Companies from all different categories bought these clocks, from newspapers like the Commercial Gazette of Cincinnati, Toledo Blade, Times of Philadelphia, and Bright and Newsie to businesses that were as varied as Ghirardelli Chocolate and Dr. Pepper. One of the most valuable Baird clocks to date is a Coca Cola advertising clock that sold for $25,000.

Other Advertising Clocks

There are many different kinds of advertising clocks. One of the largest and most unique is the Sydney Advertising Clock. Built in the 1880s, this huge clock, stood 68 inches tall. It had reverse painting on the doors, which was the first advertisement. The cabinet on the bottom of the clock held three revolving cylinders, with four sides each, that carried advertising cards inside. At each quarter or half turn of the clock, the cards would rotate, showing a new ad for a different business each time. This allowed the owner to sell multiple ad spaces on one clock.

Although the company that made the clock gave it to businesses, it charged a fee for the ads. On the dial, the name of the maker appeared as free advertising.
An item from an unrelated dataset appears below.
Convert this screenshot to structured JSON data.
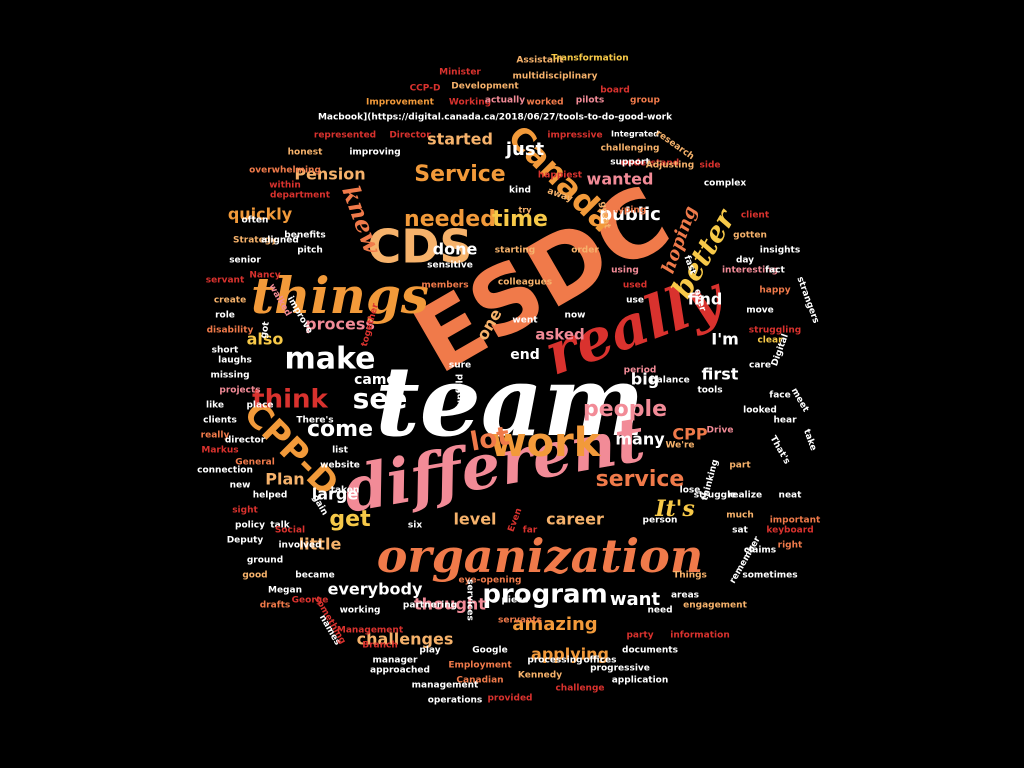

And for that the maker agreed to maintain the clock in working condition for each year.

A “newer” advertising company was 9 O’clock Washing Tea, which hit the markets around the turn of the 20th century. By using 9 O’clock Washing Tea, women could have their laundry done and hung on the line by 9 am. Tea was another word for soda or washing soda.

Most makers of advertising clocks constructed them cheaply. They used no bezel or glass covering the dial, just laminated wood with a printed advertisement and a simple time mechanism.

Back in the 19th and early 20th centuries, there was limited product advertising. But consumers, especially in rural areas, spent lots of time in the closest town’s general store, which made it the best place to see product ads.

Unfortunately, the survival rate for advertising clocks is low. But to the collector advertising clocks bring more bang for their buck because of the history that comes with the advertisements.

A Baird clock in good working condition, with its original dial, glass, movement, and paint job, can sell for around $3,000. Some exceptional pieces sell for over twice that and higher. And well known brands, again like Coca-Cola, can sell for even more.